贼窝老大从脏污的破木桌后站起来,硕大的肚子晃荡着。
慢悠悠踱到林双儿跟前,浑浊的小眼睛在她脸上逡巡:“赎金带了?要是没有…哼,要么,拿别的法子抵…” 说着,他猛地凑近,油腻的脑袋几乎贴上林双儿的颈侧,深吸了一口气。
林双儿猝不及防,只觉一股寒气从脊梁骨瞬间窜起,直冲天灵盖,头皮阵阵发麻。
她强忍着恶心,迅速往旁边挪开一步,压下胃里翻涌的惧意与愤怒:“多少?”
“不多…” 贼窝老大伸出两根粗短的手指,在空气中晃了晃,“二十两银子。

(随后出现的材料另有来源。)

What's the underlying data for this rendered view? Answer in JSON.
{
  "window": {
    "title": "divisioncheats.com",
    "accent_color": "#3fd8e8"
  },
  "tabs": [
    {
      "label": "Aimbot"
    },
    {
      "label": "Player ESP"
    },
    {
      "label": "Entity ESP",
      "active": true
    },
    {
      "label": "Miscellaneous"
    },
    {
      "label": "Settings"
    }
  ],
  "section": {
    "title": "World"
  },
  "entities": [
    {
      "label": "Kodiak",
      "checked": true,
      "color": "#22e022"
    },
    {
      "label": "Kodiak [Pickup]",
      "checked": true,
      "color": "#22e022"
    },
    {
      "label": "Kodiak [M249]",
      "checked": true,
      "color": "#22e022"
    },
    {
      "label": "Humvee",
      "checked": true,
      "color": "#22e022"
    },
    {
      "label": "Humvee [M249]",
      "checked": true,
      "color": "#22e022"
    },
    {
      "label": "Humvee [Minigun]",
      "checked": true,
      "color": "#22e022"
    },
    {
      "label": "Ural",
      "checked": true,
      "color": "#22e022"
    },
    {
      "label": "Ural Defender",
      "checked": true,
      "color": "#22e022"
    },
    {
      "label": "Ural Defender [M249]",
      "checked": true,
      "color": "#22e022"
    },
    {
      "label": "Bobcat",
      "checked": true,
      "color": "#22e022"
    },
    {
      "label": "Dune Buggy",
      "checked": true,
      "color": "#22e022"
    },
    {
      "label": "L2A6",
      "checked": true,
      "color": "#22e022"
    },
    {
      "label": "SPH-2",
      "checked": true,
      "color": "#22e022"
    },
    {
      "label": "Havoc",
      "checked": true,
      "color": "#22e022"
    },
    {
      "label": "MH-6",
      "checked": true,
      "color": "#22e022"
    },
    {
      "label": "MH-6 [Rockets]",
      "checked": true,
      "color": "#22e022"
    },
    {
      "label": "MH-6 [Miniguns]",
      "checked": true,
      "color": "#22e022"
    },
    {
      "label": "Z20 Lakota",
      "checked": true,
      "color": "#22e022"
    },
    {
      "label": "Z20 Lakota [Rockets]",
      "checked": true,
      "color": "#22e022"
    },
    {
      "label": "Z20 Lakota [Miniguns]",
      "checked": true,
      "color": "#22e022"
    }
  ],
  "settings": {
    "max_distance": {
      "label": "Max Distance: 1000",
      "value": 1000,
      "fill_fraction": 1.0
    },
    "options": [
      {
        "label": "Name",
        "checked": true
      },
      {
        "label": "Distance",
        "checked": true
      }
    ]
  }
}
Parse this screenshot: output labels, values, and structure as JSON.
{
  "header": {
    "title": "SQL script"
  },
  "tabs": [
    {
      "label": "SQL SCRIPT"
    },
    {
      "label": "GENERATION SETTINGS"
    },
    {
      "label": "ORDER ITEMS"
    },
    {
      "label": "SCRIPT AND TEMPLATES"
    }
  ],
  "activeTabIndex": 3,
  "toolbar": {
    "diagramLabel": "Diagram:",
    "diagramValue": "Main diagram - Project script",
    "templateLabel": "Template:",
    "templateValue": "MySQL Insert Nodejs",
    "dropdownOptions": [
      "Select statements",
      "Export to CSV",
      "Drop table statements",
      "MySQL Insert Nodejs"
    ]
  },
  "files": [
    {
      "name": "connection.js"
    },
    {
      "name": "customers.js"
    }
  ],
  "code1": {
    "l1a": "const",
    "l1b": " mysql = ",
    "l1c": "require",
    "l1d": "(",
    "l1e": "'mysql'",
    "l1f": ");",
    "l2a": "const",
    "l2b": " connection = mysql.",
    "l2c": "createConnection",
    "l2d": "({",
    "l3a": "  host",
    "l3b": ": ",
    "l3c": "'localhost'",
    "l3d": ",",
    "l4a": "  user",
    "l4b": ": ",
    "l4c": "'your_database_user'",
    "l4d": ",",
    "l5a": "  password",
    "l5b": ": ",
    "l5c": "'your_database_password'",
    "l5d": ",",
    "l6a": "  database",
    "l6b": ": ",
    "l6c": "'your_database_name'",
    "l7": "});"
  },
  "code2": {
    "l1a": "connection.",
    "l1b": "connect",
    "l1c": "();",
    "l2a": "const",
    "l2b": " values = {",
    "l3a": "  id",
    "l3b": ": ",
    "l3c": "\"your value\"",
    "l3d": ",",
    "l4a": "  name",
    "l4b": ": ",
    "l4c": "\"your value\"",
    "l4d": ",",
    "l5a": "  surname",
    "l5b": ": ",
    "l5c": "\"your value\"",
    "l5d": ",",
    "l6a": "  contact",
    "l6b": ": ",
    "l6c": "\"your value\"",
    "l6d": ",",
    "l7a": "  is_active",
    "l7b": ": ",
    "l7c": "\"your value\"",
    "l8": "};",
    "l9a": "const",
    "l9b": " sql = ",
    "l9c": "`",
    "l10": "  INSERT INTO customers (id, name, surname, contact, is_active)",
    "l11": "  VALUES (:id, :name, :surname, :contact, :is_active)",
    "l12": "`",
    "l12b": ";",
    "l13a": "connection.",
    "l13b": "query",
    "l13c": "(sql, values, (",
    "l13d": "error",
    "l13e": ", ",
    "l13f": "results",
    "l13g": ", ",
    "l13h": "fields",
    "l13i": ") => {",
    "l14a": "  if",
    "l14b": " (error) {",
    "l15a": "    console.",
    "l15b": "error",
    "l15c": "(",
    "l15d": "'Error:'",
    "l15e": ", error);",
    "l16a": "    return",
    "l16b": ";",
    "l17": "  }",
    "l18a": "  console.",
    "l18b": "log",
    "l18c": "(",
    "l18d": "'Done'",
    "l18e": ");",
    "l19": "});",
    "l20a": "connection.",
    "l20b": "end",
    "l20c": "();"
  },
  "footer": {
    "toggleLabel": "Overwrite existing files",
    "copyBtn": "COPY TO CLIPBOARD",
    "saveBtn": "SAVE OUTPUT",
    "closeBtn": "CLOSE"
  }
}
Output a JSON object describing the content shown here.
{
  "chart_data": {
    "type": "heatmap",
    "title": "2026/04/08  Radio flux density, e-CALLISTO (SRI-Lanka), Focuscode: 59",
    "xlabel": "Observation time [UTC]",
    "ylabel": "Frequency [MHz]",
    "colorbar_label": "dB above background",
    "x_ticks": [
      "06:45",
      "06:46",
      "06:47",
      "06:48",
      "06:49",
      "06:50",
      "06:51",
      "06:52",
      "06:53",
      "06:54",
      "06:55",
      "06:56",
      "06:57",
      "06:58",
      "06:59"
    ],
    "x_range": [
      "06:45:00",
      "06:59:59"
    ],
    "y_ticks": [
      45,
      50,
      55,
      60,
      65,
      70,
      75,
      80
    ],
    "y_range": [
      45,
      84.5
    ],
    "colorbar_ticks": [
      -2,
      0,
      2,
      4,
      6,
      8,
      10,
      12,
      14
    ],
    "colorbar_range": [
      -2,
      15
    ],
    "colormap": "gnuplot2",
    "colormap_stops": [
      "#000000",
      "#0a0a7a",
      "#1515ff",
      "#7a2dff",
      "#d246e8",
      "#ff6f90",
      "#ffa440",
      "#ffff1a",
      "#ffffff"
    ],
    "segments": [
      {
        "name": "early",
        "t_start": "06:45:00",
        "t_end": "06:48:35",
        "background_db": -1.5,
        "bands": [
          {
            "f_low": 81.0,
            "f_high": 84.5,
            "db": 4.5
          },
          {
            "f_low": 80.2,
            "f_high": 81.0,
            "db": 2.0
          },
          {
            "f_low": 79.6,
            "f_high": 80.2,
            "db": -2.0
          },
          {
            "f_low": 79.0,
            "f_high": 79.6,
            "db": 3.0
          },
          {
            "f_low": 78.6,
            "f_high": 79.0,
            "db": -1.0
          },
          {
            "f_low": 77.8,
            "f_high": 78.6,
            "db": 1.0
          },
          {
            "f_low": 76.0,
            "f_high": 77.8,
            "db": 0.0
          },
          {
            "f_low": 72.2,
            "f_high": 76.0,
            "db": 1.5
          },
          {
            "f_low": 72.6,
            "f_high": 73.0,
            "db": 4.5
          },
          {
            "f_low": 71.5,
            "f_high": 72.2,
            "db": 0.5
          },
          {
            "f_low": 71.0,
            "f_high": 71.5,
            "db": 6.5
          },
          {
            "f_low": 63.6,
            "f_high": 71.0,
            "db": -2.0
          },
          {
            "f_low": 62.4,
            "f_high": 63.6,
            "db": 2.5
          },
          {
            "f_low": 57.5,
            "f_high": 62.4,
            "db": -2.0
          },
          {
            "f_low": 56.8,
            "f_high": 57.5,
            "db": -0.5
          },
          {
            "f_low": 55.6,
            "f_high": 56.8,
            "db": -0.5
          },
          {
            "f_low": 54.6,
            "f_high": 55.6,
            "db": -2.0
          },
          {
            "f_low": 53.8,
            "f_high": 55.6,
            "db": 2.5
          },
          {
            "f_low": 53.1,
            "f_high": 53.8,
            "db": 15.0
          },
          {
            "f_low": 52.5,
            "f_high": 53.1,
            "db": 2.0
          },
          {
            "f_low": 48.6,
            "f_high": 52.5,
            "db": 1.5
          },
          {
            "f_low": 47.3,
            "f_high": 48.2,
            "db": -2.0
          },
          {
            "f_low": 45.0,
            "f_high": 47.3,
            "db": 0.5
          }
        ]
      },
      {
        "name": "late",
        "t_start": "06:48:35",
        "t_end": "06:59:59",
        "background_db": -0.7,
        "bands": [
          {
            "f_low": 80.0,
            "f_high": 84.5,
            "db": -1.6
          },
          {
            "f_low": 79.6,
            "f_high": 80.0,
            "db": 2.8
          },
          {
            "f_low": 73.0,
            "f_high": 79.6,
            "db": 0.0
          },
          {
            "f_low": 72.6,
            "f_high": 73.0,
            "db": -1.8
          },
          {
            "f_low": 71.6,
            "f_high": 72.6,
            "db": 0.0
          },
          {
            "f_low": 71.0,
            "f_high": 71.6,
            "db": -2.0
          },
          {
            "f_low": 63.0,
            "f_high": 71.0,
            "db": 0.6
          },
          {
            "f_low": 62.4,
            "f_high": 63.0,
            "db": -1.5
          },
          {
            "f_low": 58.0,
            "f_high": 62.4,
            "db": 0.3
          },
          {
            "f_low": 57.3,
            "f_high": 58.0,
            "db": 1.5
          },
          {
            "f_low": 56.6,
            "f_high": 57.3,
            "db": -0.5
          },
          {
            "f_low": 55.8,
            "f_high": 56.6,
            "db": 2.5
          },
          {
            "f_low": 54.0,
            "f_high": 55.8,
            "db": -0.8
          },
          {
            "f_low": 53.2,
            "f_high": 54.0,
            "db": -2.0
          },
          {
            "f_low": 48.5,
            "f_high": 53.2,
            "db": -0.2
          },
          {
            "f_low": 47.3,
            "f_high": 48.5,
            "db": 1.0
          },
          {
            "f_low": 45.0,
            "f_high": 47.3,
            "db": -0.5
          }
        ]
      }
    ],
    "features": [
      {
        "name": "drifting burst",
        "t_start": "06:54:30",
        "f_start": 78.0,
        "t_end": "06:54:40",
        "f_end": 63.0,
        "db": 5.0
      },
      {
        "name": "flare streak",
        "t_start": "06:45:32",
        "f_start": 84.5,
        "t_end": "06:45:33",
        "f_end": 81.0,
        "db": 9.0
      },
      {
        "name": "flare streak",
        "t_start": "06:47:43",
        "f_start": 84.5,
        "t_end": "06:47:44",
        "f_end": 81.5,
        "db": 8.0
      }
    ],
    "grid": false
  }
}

一根手指头抵十两。道上规矩,想洗手上岸?没那么容易。”
“姐…” 林青云听到“断手指”,身体猛地一颤,声音带着哭腔,下意识就向林双儿身后缩去。
林双儿感到弟弟单薄的肩膀在微微发抖,她立刻伸手,用力按在他肩上,传递某种安定。“别怕,姐在呢。姐不会让你有事,一定完完整整把你带回家。”
她抬眼,直视着贼窝老大,斩钉截铁道:“二十两就二十两!钱拿来,你放人!”
贼窝老大上下打量着林双儿身上那身洗得发白的粗布破衣,嗤笑一声,唾沫星子乱飞:“你?” 他满是油光的脸上堆起讥讽,“就凭你?哈!二十两银子!我看你不如多陪老子睡几觉抵账,早点让你弟弟回家团圆,多好?”
“做梦!” 林双儿从牙缝里挤出两个字。
贼窝老大嘿嘿冷笑两声,慢悠悠踱回桌后,重重坐下,那双眼睛里只剩赤裸裸的轻视。“行啊,老子等着姑娘你的‘二十两’佳音。” 他抓起桌上的粗陶碗,灌了一大口烈酒。
安红沉默地引着林双儿姐弟往外走。跨过那道破败的门槛,外头冷风一激,林双儿双腿骤然发软,一个趔趄,踉跄着扶住了粗糙冰冷的土墙,才勉强稳住身形。
冷汗浸透了她的后背。胸口剧烈起伏“二十两银子…二十两…一定要赚够…”
安宏看着她那副摇摇欲坠、面无人色的样子,终究忍不住,低声开口:“林姐姐…二十两,真不是小数目,你…真有法子?”